Martine Motard-Noar and Isabelle Ost followed the trans-Atlantic path of more than 30 students to be the first faculty participants in McDaniel’s Brussels Exchange Program with Université Saint-Louis.

For McDaniel French professor Motard-Noar, who studied at the Sorbonne in Paris, the European university experience wasn’t brand new. Still, the much larger classes and emphasis on notes taken in class presented a different teaching environment than that of McDaniel.

“The students (in Brussels) are intellectually curious – very serious and very bright,” says Motard-Noar, who earned her Ph.D. at University of Nebraska and has been teaching at McDaniel for 25 years. “I was told the students may not be used to responding in class but they did respond.”

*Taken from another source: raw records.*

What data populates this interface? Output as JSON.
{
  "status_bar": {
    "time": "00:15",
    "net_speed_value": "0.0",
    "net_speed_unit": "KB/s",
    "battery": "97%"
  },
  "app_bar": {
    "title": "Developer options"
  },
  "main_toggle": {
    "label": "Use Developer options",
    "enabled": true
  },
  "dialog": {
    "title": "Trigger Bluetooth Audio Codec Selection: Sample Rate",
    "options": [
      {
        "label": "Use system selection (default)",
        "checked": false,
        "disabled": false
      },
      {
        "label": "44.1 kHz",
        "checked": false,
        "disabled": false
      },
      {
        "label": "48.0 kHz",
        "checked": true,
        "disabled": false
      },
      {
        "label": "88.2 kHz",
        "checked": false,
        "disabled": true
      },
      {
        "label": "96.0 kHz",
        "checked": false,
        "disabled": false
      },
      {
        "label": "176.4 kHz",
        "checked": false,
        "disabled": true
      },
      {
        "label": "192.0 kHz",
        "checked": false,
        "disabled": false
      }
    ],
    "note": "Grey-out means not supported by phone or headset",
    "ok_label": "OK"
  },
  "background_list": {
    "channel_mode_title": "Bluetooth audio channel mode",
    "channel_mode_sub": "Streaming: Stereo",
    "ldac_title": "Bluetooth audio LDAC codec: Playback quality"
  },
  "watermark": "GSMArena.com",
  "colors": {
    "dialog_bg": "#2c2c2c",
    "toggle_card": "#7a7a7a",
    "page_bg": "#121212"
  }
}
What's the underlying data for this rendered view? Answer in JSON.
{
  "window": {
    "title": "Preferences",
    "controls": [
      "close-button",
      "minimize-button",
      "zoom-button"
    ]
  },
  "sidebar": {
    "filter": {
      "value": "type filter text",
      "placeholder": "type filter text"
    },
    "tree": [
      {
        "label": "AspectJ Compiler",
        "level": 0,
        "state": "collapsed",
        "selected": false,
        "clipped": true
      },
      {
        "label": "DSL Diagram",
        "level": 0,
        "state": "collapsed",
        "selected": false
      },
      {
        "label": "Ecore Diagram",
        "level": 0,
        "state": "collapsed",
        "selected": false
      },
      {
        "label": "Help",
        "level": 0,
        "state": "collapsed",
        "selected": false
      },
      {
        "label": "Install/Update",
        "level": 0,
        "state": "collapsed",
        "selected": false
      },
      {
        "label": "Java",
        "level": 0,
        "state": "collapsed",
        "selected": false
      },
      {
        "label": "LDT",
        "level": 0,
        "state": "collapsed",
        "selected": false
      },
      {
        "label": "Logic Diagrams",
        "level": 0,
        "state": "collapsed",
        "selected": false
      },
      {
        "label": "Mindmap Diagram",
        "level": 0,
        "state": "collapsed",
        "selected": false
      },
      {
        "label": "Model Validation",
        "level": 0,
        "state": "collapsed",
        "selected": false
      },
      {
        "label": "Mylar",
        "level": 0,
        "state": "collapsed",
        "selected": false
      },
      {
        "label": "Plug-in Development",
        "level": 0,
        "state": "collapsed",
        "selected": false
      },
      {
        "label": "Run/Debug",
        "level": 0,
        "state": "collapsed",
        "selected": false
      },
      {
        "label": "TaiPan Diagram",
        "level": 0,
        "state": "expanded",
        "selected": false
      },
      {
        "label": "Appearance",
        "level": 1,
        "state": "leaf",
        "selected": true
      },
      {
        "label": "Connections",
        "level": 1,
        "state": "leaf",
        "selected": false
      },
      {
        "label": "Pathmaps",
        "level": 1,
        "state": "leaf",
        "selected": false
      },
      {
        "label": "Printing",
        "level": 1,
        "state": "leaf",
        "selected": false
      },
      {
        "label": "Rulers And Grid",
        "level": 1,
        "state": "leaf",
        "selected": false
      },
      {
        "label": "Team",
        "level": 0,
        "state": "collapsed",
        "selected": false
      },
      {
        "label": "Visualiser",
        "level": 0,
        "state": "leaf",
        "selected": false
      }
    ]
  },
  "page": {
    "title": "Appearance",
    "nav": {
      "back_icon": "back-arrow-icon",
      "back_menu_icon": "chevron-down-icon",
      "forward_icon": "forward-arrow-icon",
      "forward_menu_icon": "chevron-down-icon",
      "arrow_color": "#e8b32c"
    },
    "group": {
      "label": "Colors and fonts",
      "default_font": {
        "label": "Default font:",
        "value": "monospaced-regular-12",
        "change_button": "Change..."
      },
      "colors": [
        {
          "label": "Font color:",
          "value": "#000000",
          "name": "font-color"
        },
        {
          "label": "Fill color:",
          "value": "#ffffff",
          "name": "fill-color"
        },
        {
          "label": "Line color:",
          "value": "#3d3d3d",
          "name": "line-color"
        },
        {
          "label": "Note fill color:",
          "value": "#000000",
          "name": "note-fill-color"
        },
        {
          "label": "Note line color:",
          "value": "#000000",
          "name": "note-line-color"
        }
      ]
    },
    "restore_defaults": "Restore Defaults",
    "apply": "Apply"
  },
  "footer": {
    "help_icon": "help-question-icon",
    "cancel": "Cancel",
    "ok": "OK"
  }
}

The experience was completely different for Ost, professor of French Literature and Philosophy and dean of the faculty of Philosophy, Languages & Literatures and Human Sciences at Université Saint-Louis.

“McDaniel students are very friendly – very interested – and they say ‘thank you’ after class,” Ost says of her first experience teaching in English, although she has traveled to the U.S. several times. “Here is like a big park. Your campus is kind of a whole city. Students live here, eat here and they have their lives here.”

In Brussels, students attend classes at the university in the city but there are no residence halls, no dining halls and no athletic fields and teams. European students, Ost says, have more freedom and more independence in their coursework – and that means also more freedom to fail. They are expected only to work toward the final exam. Whether or not they come to class is up to them, although it is quite impossible to pass without class notes since professors do not routinely post online or give students supplemental materials.

Just as it often is for exchange students, Ost and Motard-Noar both found the experience offered new perspectives on teaching.

“It is good for your pedagogy to get out of the box,” she says, hoping McDaniel will continue the exchange every year and eventually extend it from one week to an entire semester. “I can easily see how this partnership could lead to a research collaboration.”